Cahin-caha, ils vivent bien campés sur les deux piliers qui font leur loi et leur foi. Le foot, auquel Fus, l’aîné, donne tout son être et la section PS du père qui, au fil des ans, est devenue la deuxième famille, présente et solidaire. S’il n’y a pas beaucoup d’argent et si la Lorraine, où ils vivent, semble déserte et meurtrie, à la maison, il y a de l’amour, de la passion et des valeurs. Un pacte silencieux unit Fus et son père : protéger le plus jeune, Gillou, le doué de la classe, le prometteur candidat à l’ascenseur social.
Alors quand Fus transgresse la foi du père dans le socialisme, et de la pire façon, leur monde s’écroule. Quand on est militant, on ne joue pas avec les valeurs. Le père se raidit sous le choc, la gifle et le poids de la honte. Il met Fus en exil de son amour… « On arrivait à vivre comme cela, en sachant, tant bien que mal… La semaine Fus et moi, on était en apnée, on se parlait sans se parler. On posait les pieds là où on pouvait encore les poser. ».
C’est difficile de voir son enfant grandir hors sa propre loi ! Et impossible quand il emprunte les sens interdits.
« Ce qu’il faut de la nuit » est d’abord un grand récit sur la paternité. Seul narrateur le père s’exprime à la première personne tout au long, nous entraînant dans un voyage intérieur mêlé de doutes et de culpabilité, entrelacs des « on fait comme on peut, quand on est parent ! ». L’amour ne préserve pas de la déception.

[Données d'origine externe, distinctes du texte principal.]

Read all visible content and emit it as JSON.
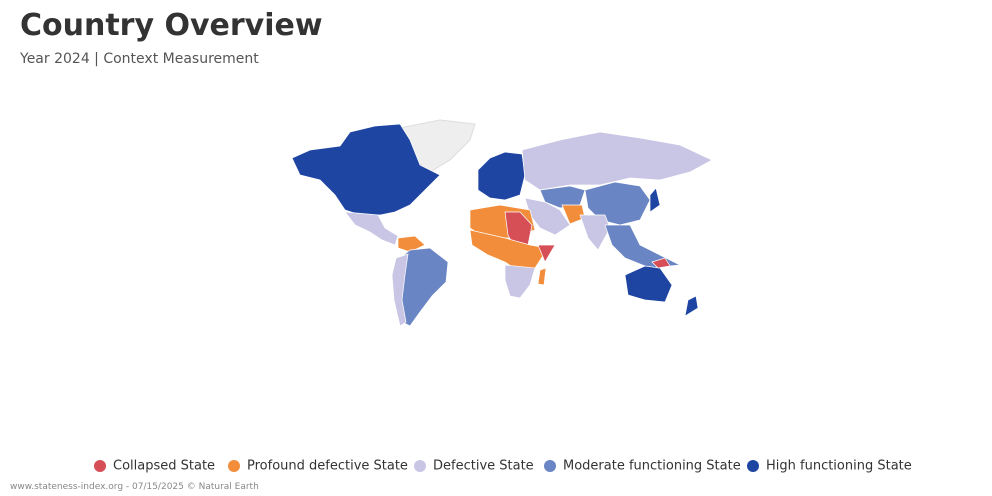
{
  "header": {
    "title": "Country Overview",
    "subtitle": "Year 2024 | Context Measurement"
  },
  "legend": [
    {
      "label": "Collapsed State",
      "color": "#d64f57"
    },
    {
      "label": "Profound defective State",
      "color": "#f28e3b"
    },
    {
      "label": "Defective State",
      "color": "#c8c6e4"
    },
    {
      "label": "Moderate functioning State",
      "color": "#6a85c4"
    },
    {
      "label": "High functioning State",
      "color": "#1f45a3"
    }
  ],
  "footer": "www.stateness-index.org - 07/15/2025 © Natural Earth"
}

Ensuite ce roman virtuose s’inscrit dans la tradition de la grande littérature sociale. Celle qui ouvre vers des univers et des personnes qui n’ont rien de remarquable, à priori. Au sens contemporain, rien de fameux permettant d’être vu. Ni argent, ni pouvoir, ni twitter, ni tribune. Il n’y est pas question de réussite mais de nos savoir vivre plus simplement. De nos choix et engagements, nos fidélités et transmission. De ce que veut dire être parent et jusqu’où on peut l’être.
L’auteur, Laurent Petitmangin, a reçu en septembre le prix littéraire Georges-Brassens ainsi que le prix Stanislas du premier roman. Bien mérité, on lui aurait souhaité le Prix Victor Hugo s’il avait existé. Pour sa façon « d’incarner » la grandeur des oubliés de la République.
Et, last but not least, c’est le premier roman d’un cadre d’Air France, grand lecteur et prolixe écrivain même si jamais publié auparavant.
La langue est âpre, solide et poétique comme un accent du Nord : « Ils étaient assis dos à la Moselle, et j’avais sous mes yeux la plus belle vue du monde. Mon regard allait des coteaux, presque dans l’obscurité, à leurs visages bien éveillés, francs, éclairés par notre lampe-tempête. J’étais content ce soir-là et tous ceux qui avaient suivi. Je profitais de cette période. Il y avait trois mois que la moman était partie. J’avais évacué la peur de ne pas y arriver, de ne pas faire face à tout ce qu’il y avait à organiser, à gérer. Tout ce que j’avais déjà entrevu depuis trois ans. C’était terrible à dire, mais c’était presque plus facile maintenant qu’il n’y avait plus l’hôpital, les soirées et les dimanches passés à attendre. Presque plus facile. »
Un vrai remède à la morosité de ce début d’automne 2020 et au couvre-feu bonne lecture!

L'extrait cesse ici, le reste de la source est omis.